Oltre al momento della somministrazione, anche la durata dell'esposizione al farmaco ed il dosaggio assunto sono importanti al fine di valutare il rischio di comparsa di malformazioni fetali.

Da ricordare

  • Dire che un farmaco è teratogeno non equivale a dire che certamente la madre che lo ha assunto avrà un bambino affetto da malformazioni, ma semplicemente che ha una maggiore probabilità che questo possa accadere. Nella maggior parte dei casi tuttavia non si manifesterà alcun danno e la gravidanza potrà seguire il suo corso normale, tenendo conto anche che esistono strumenti che consentono di controllare lo sviluppo del bambino con molta affidabilità.
  • Quasi sempre i foglietti illustrativi delle specialità medicinali riportano la controindicazione all'uso in gravidanza. Solo in alcuni casi tuttavia questa affermazione si basa sulle reali conoscenze che si hanno su quel farmaco; nella maggior parte dei casi la controindicazione viene posta per cautela proprio perché il farmaco non possiede una adeguata documentazione sull'impiego in gravidanza. Giova perciò ricordare che si tratta di una controindicazione ''preventiva'' che deve essere tenuta presente laddove, ad esempio, il medico si accinga ad impostare una nuova terapia in una donna che potrebbe rimanere incinta. Se però la terapia con quel farmaco fosse già in atto quando una donna si accorge di essere gravida (in realtà la situazione di gran lunga più frequente) la lettura di questa controindicazione non deve gettare nel panico quasi fosse una dichiarazione di rischio certa per il nascituro.

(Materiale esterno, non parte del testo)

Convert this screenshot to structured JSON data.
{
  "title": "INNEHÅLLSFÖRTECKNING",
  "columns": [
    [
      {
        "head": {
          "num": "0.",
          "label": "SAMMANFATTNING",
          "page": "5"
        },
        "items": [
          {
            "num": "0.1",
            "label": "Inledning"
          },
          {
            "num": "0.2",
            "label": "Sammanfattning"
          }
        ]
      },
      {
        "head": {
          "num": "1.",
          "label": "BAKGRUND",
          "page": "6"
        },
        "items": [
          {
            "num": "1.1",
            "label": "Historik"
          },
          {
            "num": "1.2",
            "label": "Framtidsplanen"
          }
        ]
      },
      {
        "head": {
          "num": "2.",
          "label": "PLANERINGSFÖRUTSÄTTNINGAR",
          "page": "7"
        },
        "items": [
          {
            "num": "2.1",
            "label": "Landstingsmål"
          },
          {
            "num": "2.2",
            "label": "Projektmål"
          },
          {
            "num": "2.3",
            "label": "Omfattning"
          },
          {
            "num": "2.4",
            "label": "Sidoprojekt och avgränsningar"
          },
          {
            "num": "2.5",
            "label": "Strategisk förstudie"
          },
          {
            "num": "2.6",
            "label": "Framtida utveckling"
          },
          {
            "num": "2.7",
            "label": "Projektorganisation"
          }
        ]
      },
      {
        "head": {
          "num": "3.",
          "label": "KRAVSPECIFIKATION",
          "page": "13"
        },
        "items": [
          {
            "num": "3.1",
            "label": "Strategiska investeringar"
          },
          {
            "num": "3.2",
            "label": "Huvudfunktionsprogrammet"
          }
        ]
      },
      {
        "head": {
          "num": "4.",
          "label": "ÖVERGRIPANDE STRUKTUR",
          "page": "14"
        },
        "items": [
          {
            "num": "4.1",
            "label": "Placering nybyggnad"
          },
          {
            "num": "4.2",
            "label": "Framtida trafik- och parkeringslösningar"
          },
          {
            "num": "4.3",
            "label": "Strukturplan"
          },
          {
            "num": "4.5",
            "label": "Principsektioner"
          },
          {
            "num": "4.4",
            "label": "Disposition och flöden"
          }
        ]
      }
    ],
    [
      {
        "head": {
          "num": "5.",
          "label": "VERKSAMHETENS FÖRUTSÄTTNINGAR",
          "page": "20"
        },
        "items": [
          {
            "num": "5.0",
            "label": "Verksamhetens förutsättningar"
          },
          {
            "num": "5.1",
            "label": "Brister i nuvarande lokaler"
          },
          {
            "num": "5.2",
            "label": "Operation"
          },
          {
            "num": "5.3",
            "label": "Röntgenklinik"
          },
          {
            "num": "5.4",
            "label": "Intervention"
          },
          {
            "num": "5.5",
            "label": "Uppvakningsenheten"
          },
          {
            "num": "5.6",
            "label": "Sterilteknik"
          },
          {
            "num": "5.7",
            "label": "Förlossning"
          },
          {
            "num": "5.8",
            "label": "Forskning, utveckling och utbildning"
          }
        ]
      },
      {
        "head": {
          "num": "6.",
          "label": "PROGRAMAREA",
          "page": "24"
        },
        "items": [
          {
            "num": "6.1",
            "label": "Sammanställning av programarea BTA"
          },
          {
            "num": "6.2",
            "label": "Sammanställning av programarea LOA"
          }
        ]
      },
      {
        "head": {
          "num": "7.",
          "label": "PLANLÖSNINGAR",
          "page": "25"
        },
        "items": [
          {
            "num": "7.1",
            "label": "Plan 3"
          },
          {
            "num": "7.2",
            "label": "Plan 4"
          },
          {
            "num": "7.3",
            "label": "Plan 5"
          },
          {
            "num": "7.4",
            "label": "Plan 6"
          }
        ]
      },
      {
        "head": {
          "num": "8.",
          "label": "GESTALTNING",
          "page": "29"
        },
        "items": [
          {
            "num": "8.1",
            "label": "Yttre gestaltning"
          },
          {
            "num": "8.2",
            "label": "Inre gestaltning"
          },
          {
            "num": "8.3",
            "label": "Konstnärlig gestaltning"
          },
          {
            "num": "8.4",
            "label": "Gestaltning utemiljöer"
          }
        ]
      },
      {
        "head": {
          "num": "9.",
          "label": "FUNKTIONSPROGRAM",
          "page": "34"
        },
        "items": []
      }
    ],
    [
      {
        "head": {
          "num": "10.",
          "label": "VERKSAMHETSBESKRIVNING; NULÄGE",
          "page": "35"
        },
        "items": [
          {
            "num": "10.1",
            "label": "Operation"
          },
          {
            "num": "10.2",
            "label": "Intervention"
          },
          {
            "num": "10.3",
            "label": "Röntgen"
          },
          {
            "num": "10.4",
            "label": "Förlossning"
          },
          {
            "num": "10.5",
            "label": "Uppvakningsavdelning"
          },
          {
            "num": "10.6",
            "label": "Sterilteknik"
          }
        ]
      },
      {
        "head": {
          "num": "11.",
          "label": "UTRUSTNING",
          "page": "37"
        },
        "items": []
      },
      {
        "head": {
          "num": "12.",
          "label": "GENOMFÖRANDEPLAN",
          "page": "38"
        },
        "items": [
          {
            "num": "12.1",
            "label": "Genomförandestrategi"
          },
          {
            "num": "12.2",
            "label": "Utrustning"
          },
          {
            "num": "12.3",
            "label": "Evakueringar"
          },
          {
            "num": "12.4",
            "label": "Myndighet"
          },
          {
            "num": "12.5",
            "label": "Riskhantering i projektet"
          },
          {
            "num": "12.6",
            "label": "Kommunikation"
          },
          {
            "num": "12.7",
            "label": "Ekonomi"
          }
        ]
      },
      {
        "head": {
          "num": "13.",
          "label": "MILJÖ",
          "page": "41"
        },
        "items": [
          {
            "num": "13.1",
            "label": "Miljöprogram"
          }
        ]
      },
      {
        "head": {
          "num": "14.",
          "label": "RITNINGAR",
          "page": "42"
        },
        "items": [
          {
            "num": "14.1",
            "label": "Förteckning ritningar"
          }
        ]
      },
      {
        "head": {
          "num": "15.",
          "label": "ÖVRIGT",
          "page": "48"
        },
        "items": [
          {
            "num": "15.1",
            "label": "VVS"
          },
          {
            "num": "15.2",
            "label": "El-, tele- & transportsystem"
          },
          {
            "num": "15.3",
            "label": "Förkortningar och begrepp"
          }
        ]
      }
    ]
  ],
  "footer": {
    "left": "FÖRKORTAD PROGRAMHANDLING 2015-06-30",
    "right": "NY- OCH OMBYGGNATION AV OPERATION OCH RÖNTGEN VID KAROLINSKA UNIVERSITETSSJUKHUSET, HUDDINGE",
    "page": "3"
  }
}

In questi casi è sempre buona norma affidarsi al consiglio di esperti che, in base alla documentazione scientifica disponibile e alle modalità di assunzione del farmaco, potranno valutare la situazione nel suo complesso e quantificare il rischio reale.
  • Imparare a usare i farmaci solo quando ci sono reali motivi è il modo migliore per limitare il rischio di assumere medicinali nelle prime settimane di gravidanza, quando questo stato non è ancora noto e il rischio per il feto è maggiore. E questo sia nella donna che programma la maternità sia in quelle che non escludono questa possibilità.